Irn-Bru maker axes 55 Scots jobs
AG Barr criticises sugar tax and forecasts further Brexit fallout
IRN-BRU maker AG Barr has revealed plans to axe 55 jobs north of the Border as it announced a drop in sales.
The Lanarkshire-based firm also criticised the Government’s “punitive” sugar tax and talked of a “significant weight of negative media coverage” of sugary drinks.
The company, which also makes Tizer and Snapple, revealed it is taking action to reformulate drinks in advance of the Government’s new levy coming into force.
The drinks firm also forecast the Brexitvotewouldcostthegroup between £3 million and £4m in 2017 with the falling value of the pound increasing its import costs.
The contentious sugar tax, proposed by former chancellor George Osborne last March to combat child obesity, “will be very complex, expensive and difficult to implement”, said the business that launched new-recipe sugar-free Irn-Bru and Rubicon drinks earlier this year.
The job losses come as part of the Cumbernauld soft-drink maker’s restructuring plans that aims to save £3m a year.
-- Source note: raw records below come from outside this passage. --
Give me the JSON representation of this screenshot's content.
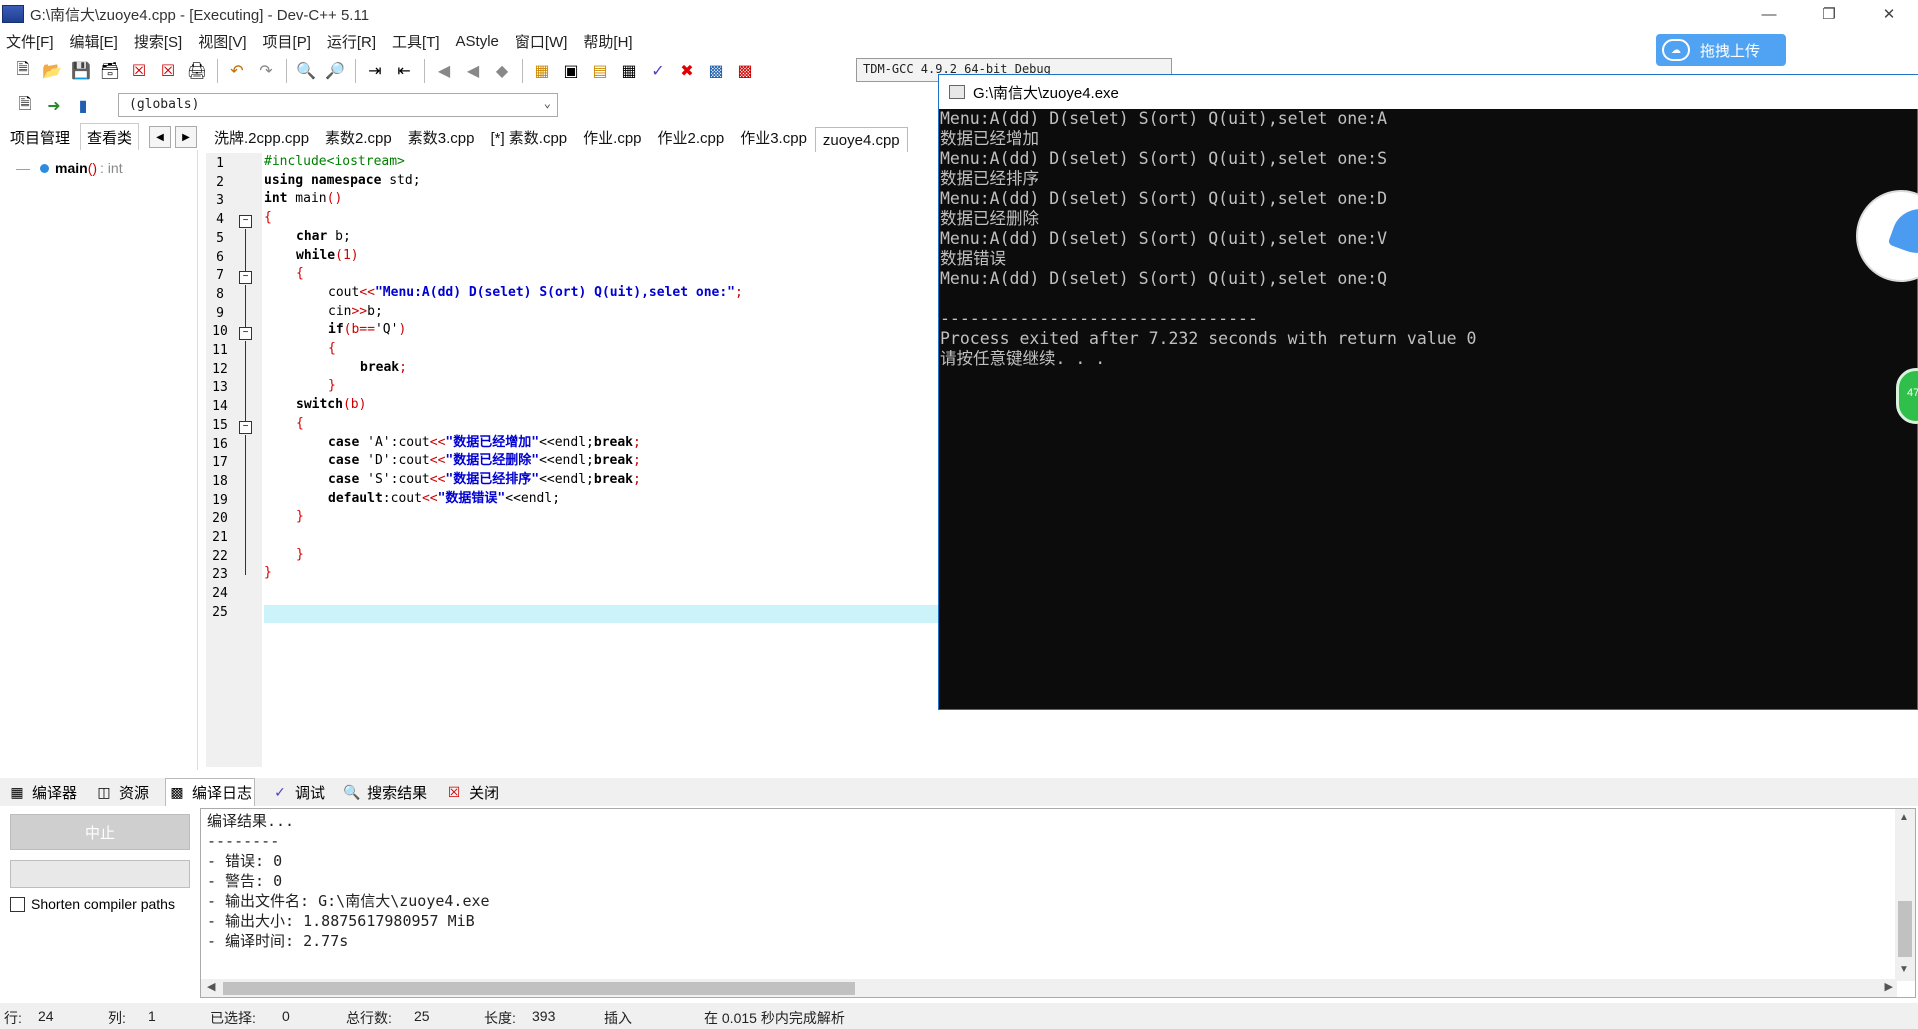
{
  "window": {
    "title": "G:\\南信大\\zuoye4.cpp - [Executing] - Dev-C++ 5.11"
  },
  "menu": [
    "文件[F]",
    "编辑[E]",
    "搜索[S]",
    "视图[V]",
    "项目[P]",
    "运行[R]",
    "工具[T]",
    "AStyle",
    "窗口[W]",
    "帮助[H]"
  ],
  "upload": {
    "label": "拖拽上传"
  },
  "toolbar": {
    "compiler": "TDM-GCC 4.9.2 64-bit Debug"
  },
  "scope": {
    "value": "(globals)"
  },
  "left_tabs": [
    "项目管理",
    "查看类"
  ],
  "class_tree": {
    "item": "main",
    "paren": "()",
    "type": ": int"
  },
  "editor_tabs": [
    "洗牌.2cpp.cpp",
    "素数2.cpp",
    "素数3.cpp",
    "[*] 素数.cpp",
    "作业.cpp",
    "作业2.cpp",
    "作业3.cpp",
    "zuoye4.cpp"
  ],
  "line_numbers": [
    "1",
    "2",
    "3",
    "4",
    "5",
    "6",
    "7",
    "8",
    "9",
    "10",
    "11",
    "12",
    "13",
    "14",
    "15",
    "16",
    "17",
    "18",
    "19",
    "20",
    "21",
    "22",
    "23",
    "24",
    "25"
  ],
  "code": {
    "l1": "#include<iostream>",
    "l2a": "using namespace",
    "l2b": " std;",
    "l3a": "int",
    "l3b": " main",
    "l3c": "()",
    "l4": "{",
    "l5a": "char",
    "l5b": " b;",
    "l6a": "while",
    "l6b": "(1)",
    "l7": "{",
    "l8a": "cout",
    "l8b": "<<",
    "l8c": "\"Menu:A(dd) D(selet) S(ort) Q(uit),selet one:\"",
    "l8d": ";",
    "l9a": "cin",
    "l9b": ">>",
    "l9c": "b;",
    "l10a": "if",
    "l10b": "(b==",
    "l10c": "'Q'",
    "l10d": ")",
    "l11": "{",
    "l12a": "break",
    "l12b": ";",
    "l13": "}",
    "l14a": "switch",
    "l14b": "(b)",
    "l15": "{",
    "l16a": "case",
    "l16b": " 'A'",
    "l16c": ":cout",
    "l16d": "<<",
    "l16e": "\"数据已经增加\"",
    "l16f": "<<endl;",
    "l16g": "break",
    "l16h": ";",
    "l17a": "case",
    "l17b": " 'D'",
    "l17c": ":cout",
    "l17d": "<<",
    "l17e": "\"数据已经删除\"",
    "l17f": "<<endl;",
    "l17g": "break",
    "l17h": ";",
    "l18a": "case",
    "l18b": " 'S'",
    "l18c": ":cout",
    "l18d": "<<",
    "l18e": "\"数据已经排序\"",
    "l18f": "<<endl;",
    "l18g": "break",
    "l18h": ";",
    "l19a": "default",
    "l19b": ":cout",
    "l19c": "<<",
    "l19d": "\"数据错误\"",
    "l19e": "<<endl;",
    "l20": "}",
    "l22": "}",
    "l23": "}"
  },
  "console": {
    "title": "G:\\南信大\\zuoye4.exe",
    "lines": [
      "Menu:A(dd) D(selet) S(ort) Q(uit),selet one:A",
      "数据已经增加",
      "Menu:A(dd) D(selet) S(ort) Q(uit),selet one:S",
      "数据已经排序",
      "Menu:A(dd) D(selet) S(ort) Q(uit),selet one:D",
      "数据已经删除",
      "Menu:A(dd) D(selet) S(ort) Q(uit),selet one:V",
      "数据错误",
      "Menu:A(dd) D(selet) S(ort) Q(uit),selet one:Q",
      "",
      "--------------------------------",
      "Process exited after 7.232 seconds with return value 0",
      "请按任意键继续. . ."
    ]
  },
  "bubble": {
    "green_label": "47"
  },
  "bottom_tabs": [
    "编译器",
    "资源",
    "编译日志",
    "调试",
    "搜索结果",
    "关闭"
  ],
  "build": {
    "stop_label": "中止",
    "shorten_label": "Shorten compiler paths"
  },
  "log": [
    "编译结果...",
    "--------",
    "- 错误: 0",
    "- 警告: 0",
    "- 输出文件名: G:\\南信大\\zuoye4.exe",
    "- 输出大小: 1.8875617980957 MiB",
    "- 编译时间: 2.77s"
  ],
  "status": {
    "row_label": "行:",
    "row": "24",
    "col_label": "列:",
    "col": "1",
    "sel_label": "已选择:",
    "sel": "0",
    "total_label": "总行数:",
    "total": "25",
    "len_label": "长度:",
    "len": "393",
    "mode": "插入",
    "parse": "在 0.015 秒内完成解析"
  }
}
And it estimated the one-off cost of the reorganisation at £4m.
The axing of 10 per cent of its workforce – about 90 job losses across Britain– will target AG Barr’s commercial, central office and departments.
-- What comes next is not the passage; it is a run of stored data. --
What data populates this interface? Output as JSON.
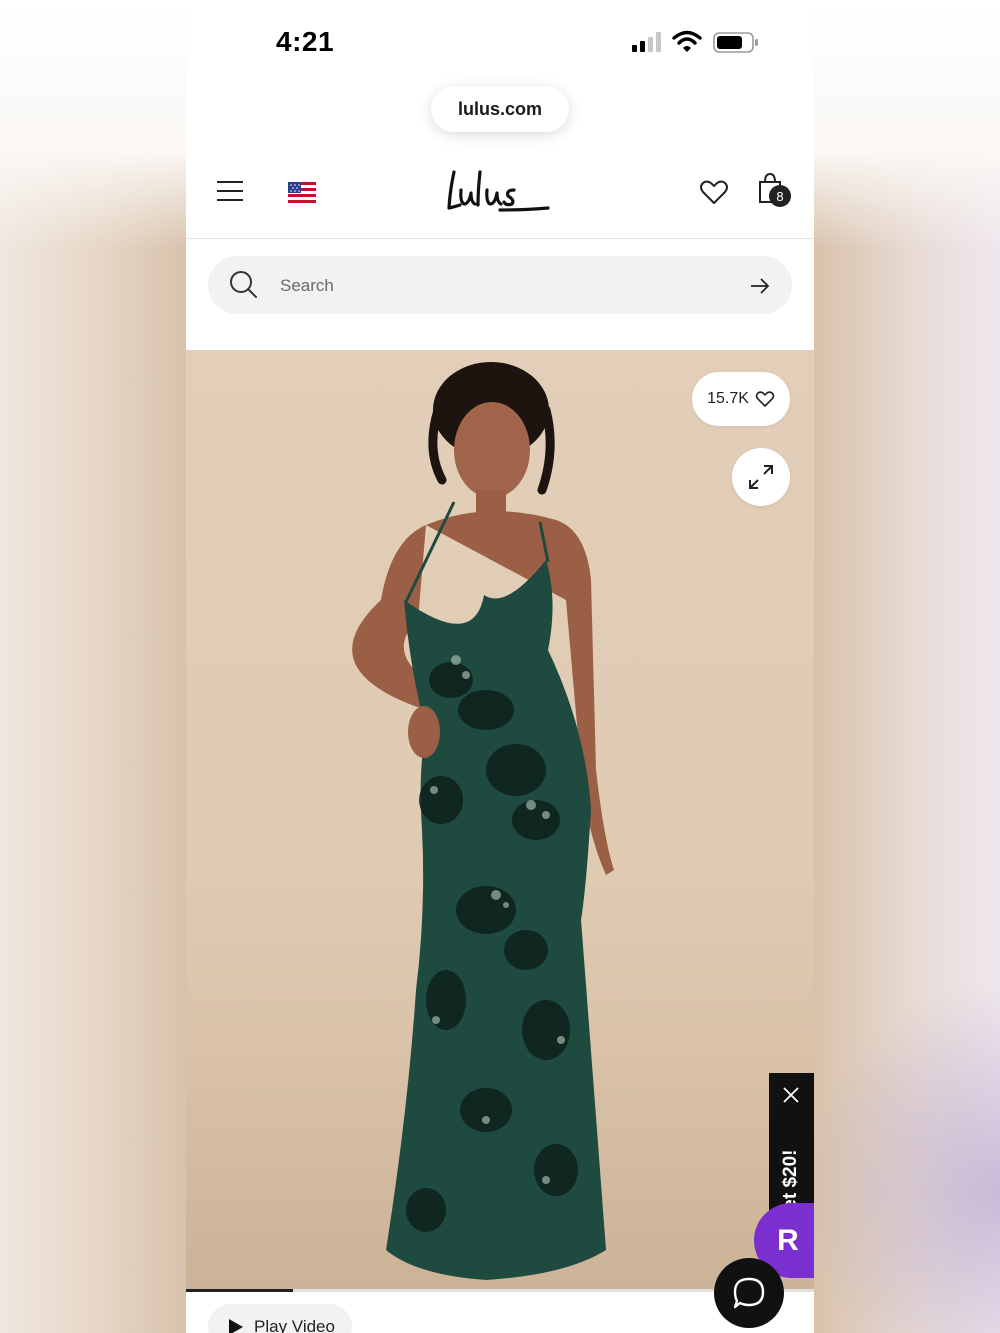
{
  "status_bar": {
    "time": "4:21",
    "signal_icon": "cellular-signal-icon",
    "wifi_icon": "wifi-icon",
    "battery_icon": "battery-icon"
  },
  "browser": {
    "url": "lulus.com"
  },
  "header": {
    "menu_icon": "hamburger-menu-icon",
    "flag_icon": "us-flag-icon",
    "logo_text": "Lulus",
    "wishlist_icon": "heart-icon",
    "bag_icon": "shopping-bag-icon",
    "bag_count": "8"
  },
  "search": {
    "placeholder": "Search",
    "value": "",
    "submit_icon": "arrow-right-icon"
  },
  "product": {
    "likes": "15.7K",
    "like_icon": "heart-outline-icon",
    "expand_icon": "expand-icon",
    "dress_color": "#1e4a3f",
    "video_progress": 0.17,
    "play_label": "Play Video"
  },
  "promo": {
    "label": "Get $20!",
    "close_icon": "close-icon",
    "rakuten_letter": "R",
    "rakuten_color": "#7b2fcf"
  },
  "chat": {
    "icon": "chat-bubble-icon"
  }
}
In March, the firm announced a rise in annual pre-tax profits of seven per cent and said the financial impact of the proposed sugar tax would be minimised by its brand strength, product reformulation and innovation.
AG Barr says it hoped to avoid the “sugar tax”, due to be introduced in April 2018. The firm says it is on track to ensuring two-thirds of its products would either contain no sugar or low sugar by the time the levy is launched.
The firm has revealed revenue supply chain slid from £130.3m to £125.6m in the first half of the year to the end of July. Profits, however, rose from £16.9m to £17m.
But the firm remained heavily critical of the proposed sugar tax.
In a statement, it said: “We believe this proposed tax is a punitive and unnecessary distortion to competition in the UK market which will be very complex, expensive and difficult to implement.
“We believe our positive actions and sugar-reduction progress, along with those of many of our competitors within the soft drinks industry, make the implementation of a soft drinks only sugar tax an unnecessary measure in the context of Government health policy objectives.”
Chief executive Roger White said it was a “solid” performance despite a decline in demand and poor weather in the early summer.
AG Barr said the organisational changes were likely to affect 10 per cent of its staff. A spokesman added: “Subject to consultation, we expect the majority of the changes will be implemented before the end of the current financial year.”